Devotion from Yohanes 11:54-12:8
Setelah para pemimpin agama sepakat mau membunuh Dia, Yesus Kristus tidak lagi berkhotbah di depan orang banyak. Dia menyingkirkan diri ke daerah dekat padang gurun. Dia menghindarkan diri-Nya dari kematian karena waktu-Nya untuk mati belum tiba. Tetapi, ketika waktunya telah genap, Yesus akan pergi ke Yerusalem, ditangkap oleh para tua-tua Israel, diadili, dan dimatikan di atas kayu salib. Dia tidak melarikan diri dari rencana Bapa-Nya di surga jika waktu-Nya telah tiba. Kepekaan terhadap waktu Tuhan sangat penting. Yesus tidak hanya diutus untuk mati di atas kayu salib. Dia harus mati di dalam waktu yang tepat. Seluruh Perjanjian Lama membangun theologi tentang kematian Sang Mesias dengan jalinan yang akan memuncak pada peristiwa kematian Yesus. Kematian Yesus bukanlah hanya salah satu peristiwa heroik yang pernah terjadi di dalam sejarah sebuah bangsa. Kematian Yesus juga bukanlah hanya salah satu korban ketidakadilan dari pemerintah yang tidak tegas, dimanfaatkan oleh petinggi agama dan massa. Kematian Yesus bukanlah salah satu kematian orang besar yang pernah terjadi di dalam sejarah. Kematian Yesus adalah yang menyebabkan sejarah menjadi bermakna. Tanpa ada umat yang dipanggil Tuhan, sejarah manusia tidak berguna. Tanpa ada penebusan, tidak mungkin ada pemanggilan umat Tuhan. Maka Perjanjian Lama telah memberikan narasi mengenai Sang Juru Selamat yang harus mati. Narasi di dalam Taman Eden ketika Tuhan menjanjikan keturunan perempuan yang akan meremukkan kepala ular, kisah Abraham yang harus membawa anaknya yang satu-satunya ke atas bukit untuk dikorbankan bagi Tuhan, kisah Yakub yang melihat tangga ke surga, kisah Musa memerintahkan orang Israel untuk menyembelih domba dan kambing agar anak-anak sulung mereka selamat, kisah pengorbanan Sang Imam Besar di Kemah Suci Israel, kisah mengenai hari-hari raya dan persiapan pengudusan untuk merayakannya, nubuat para nabi tentang hamba yang menderita, seruan pemazmur tentang derita orang benar yang diancam kematian, dan begitu banyak kisah lain yang tidak mungkin ditulis semuanya di sini. Seluruh kisah ini terpisah satu dan lainnya, memiliki konteksnya masing-masing, tetapi semuanya dengan indah disatukan di dalam kisah kehidupan dan kematian Yesus. Dengan pengertian ini kita mencoba menyelidiki Yohanes 11:54-12:8.
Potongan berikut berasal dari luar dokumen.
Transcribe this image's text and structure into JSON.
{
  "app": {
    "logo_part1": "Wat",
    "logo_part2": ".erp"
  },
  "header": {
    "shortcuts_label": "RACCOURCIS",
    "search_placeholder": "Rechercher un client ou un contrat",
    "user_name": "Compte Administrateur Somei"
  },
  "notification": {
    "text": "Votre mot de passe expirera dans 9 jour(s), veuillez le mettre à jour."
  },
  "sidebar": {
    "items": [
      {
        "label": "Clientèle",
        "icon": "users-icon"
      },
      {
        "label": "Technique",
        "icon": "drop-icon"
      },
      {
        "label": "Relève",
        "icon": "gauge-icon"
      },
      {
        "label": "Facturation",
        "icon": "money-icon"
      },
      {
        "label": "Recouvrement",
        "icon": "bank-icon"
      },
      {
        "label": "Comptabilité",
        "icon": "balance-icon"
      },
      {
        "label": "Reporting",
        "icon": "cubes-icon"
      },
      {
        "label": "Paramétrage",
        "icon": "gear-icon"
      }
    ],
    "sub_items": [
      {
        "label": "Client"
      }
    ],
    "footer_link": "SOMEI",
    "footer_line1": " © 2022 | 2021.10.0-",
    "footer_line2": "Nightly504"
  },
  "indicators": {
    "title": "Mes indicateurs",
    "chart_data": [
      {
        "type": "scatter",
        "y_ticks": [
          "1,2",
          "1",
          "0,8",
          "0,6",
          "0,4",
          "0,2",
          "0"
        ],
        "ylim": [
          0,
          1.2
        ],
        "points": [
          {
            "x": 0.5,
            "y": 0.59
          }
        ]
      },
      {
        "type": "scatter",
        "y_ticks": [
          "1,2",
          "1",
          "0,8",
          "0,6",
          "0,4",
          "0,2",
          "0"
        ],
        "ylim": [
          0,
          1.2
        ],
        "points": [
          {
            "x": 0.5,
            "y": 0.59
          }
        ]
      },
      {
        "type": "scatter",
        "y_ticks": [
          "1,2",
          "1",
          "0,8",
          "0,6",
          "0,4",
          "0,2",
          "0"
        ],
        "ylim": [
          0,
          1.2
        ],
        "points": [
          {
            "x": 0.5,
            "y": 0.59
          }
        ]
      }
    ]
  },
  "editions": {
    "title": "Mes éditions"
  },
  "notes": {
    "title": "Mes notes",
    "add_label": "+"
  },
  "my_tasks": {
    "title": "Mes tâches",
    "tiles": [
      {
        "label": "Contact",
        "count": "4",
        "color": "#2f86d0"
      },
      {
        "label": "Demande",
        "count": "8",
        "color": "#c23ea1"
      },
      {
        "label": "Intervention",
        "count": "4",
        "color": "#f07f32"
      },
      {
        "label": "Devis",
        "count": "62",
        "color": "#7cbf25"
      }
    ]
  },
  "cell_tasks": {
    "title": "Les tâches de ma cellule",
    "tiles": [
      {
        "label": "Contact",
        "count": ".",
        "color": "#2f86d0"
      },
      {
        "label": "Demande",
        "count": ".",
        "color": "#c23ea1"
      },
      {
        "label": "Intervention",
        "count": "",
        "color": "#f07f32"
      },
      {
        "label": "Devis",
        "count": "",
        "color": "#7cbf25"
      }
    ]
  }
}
Di dalam ayat 54 dikatakan bahwa Yesus menyingkir dan mengasingkan diri-Nya ke daerah-daerah padang gurun (ke sebuah kota bernama Efraim). Sang Juru Selamat mengasingkan diri-Nya sebelum masuk ke dalam tugas puncak-Nya. Sementara waktu terus berjalan, dan hari raya Paskah semakin dekat. Apakah di hari raya Paskah Yesus akan terus mengasingkan diri-Nya? Tentu tidak. Paskah kali ini justru menjadi penggenapan hari raya Paskah dengan kematian Yesus Kristus. Dia mengasingkan diri-Nya seperti seekor domba atau kambing yang dipisahkan sebelum kematian yang menyelamatkan anak-anak sulung Israel (Kel. 12:1-14). Dia bukan melarikan diri dari kematian, Dia sedang menyingkir untuk mempersiapkan kematian-Nya.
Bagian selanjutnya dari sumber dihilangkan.